Background: Colonoscopy has a miss rate for adenomas that may partly relate to poor visualization of the colonic surface. Dynamic position changes during colonoscope withdrawal can improve luminal distension.
Objective: To assess whether position changes also improve adenoma and polyp detection.
Design: Randomized crossover clinical trial.
Setting: Academic endoscopy unit.
Patients: This study involved 130 patients who presented for routine colonoscopy.
Intervention: Examination either entirely in the left lateral position followed by position changes (cecum to hepatic flexure, left lateral; transverse colon, supine; splenic flexure and descending colon, right lateral) or vice versa. After both examinations, polyps were removed for histopathology.
Main outcome measurements: Proportion of patients with ≥1 polyp or adenoma detected between the hepatic flexure and the sigmoid-descending colon junction. Luminal distension was measured on a scale of 1 to 5: 1, total collapse; 5, fully distended.

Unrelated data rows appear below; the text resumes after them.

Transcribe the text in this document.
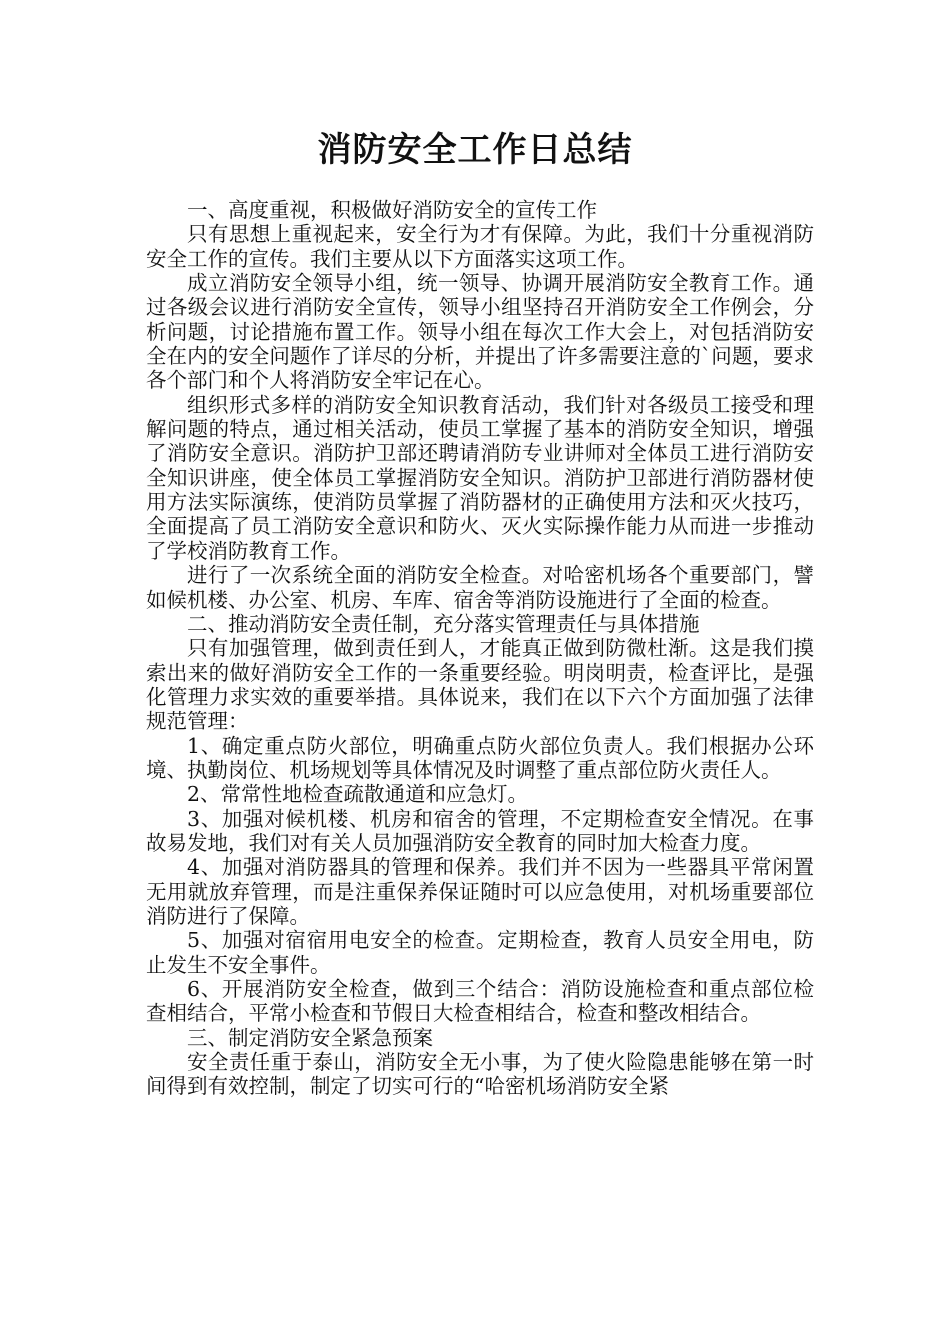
消防安全工作日总结

一、高度重视，积极做好消防安全的宣传工作

只有思想上重视起来，安全行为才有保障。为此，我们十分重视消防安全工作的宣传。我们主要从以下方面落实这项工作。

成立消防安全领导小组，统一领导、协调开展消防安全教育工作。通过各级会议进行消防安全宣传，领导小组坚持召开消防安全工作例会，分析问题，讨论措施布置工作。领导小组在每次工作大会上，对包括消防安全在内的安全问题作了详尽的分析，并提出了许多需要注意的`问题，要求各个部门和个人将消防安全牢记在心。

组织形式多样的消防安全知识教育活动，我们针对各级员工接受和理解问题的特点，通过相关活动，使员工掌握了基本的消防安全知识，增强了消防安全意识。消防护卫部还聘请消防专业讲师对全体员工进行消防安全知识讲座，使全体员工掌握消防安全知识。消防护卫部进行消防器材使用方法实际演练，使消防员掌握了消防器材的正确使用方法和灭火技巧，全面提高了员工消防安全意识和防火、灭火实际操作能力从而进一步推动了学校消防教育工作。

进行了一次系统全面的消防安全检查。对哈密机场各个重要部门，譬如候机楼、办公室、机房、车库、宿舍等消防设施进行了全面的检查。

二、推动消防安全责任制，充分落实管理责任与具体措施

只有加强管理，做到责任到人，才能真正做到防微杜渐。这是我们摸索出来的做好消防安全工作的一条重要经验。明岗明责，检查评比，是强化管理力求实效的重要举措。具体说来，我们在以下六个方面加强了法律规范管理：

1、确定重点防火部位，明确重点防火部位负责人。我们根据办公环境、执勤岗位、机场规划等具体情况及时调整了重点部位防火责任人。

2、常常性地检查疏散通道和应急灯。

3、加强对候机楼、机房和宿舍的管理，不定期检查安全情况。在事故易发地，我们对有关人员加强消防安全教育的同时加大检查力度。

4、加强对消防器具的管理和保养。我们并不因为一些器具平常闲置无用就放弃管理，而是注重保养保证随时可以应急使用，对机场重要部位消防进行了保障。

5、加强对宿宿用电安全的检查。定期检查，教育人员安全用电，防止发生不安全事件。

6、开展消防安全检查，做到三个结合：消防设施检查和重点部位检查相结合，平常小检查和节假日大检查相结合，检查和整改相结合。

三、制定消防安全紧急预案

安全责任重于泰山，消防安全无小事，为了使火险隐患能够在第一时间得到有效控制，制定了切实可行的“哈密机场消防安全紧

Results: At least 1 adenoma was detected in 34% of patients in colon areas in which the patient position differed from left lateral (transverse colon, splenic flexure, descending colon) compared with 23% examined with the patient in the left lateral position alone (P = .01). At least 1 polyp was detected in 52% of patients with position changes versus 34% of patients examined in the left lateral position alone (P < .001). Adenoma and polyp detection were positively correlated with an improved distension score (correlation coefficient, 0.12; P < .001). Adenomas were detected in 16% of colon areas with adequate distension scores (4 and 5) compared with 7% of those with borderline or nondiagnostic scores (1-3; P < .001).
Limitations: Single-operator study.
Conclusion: Dynamic position changes during colonoscope withdrawal significantly improved polyp and adenoma detection. (
Clinical trial registration number: NCT00234650).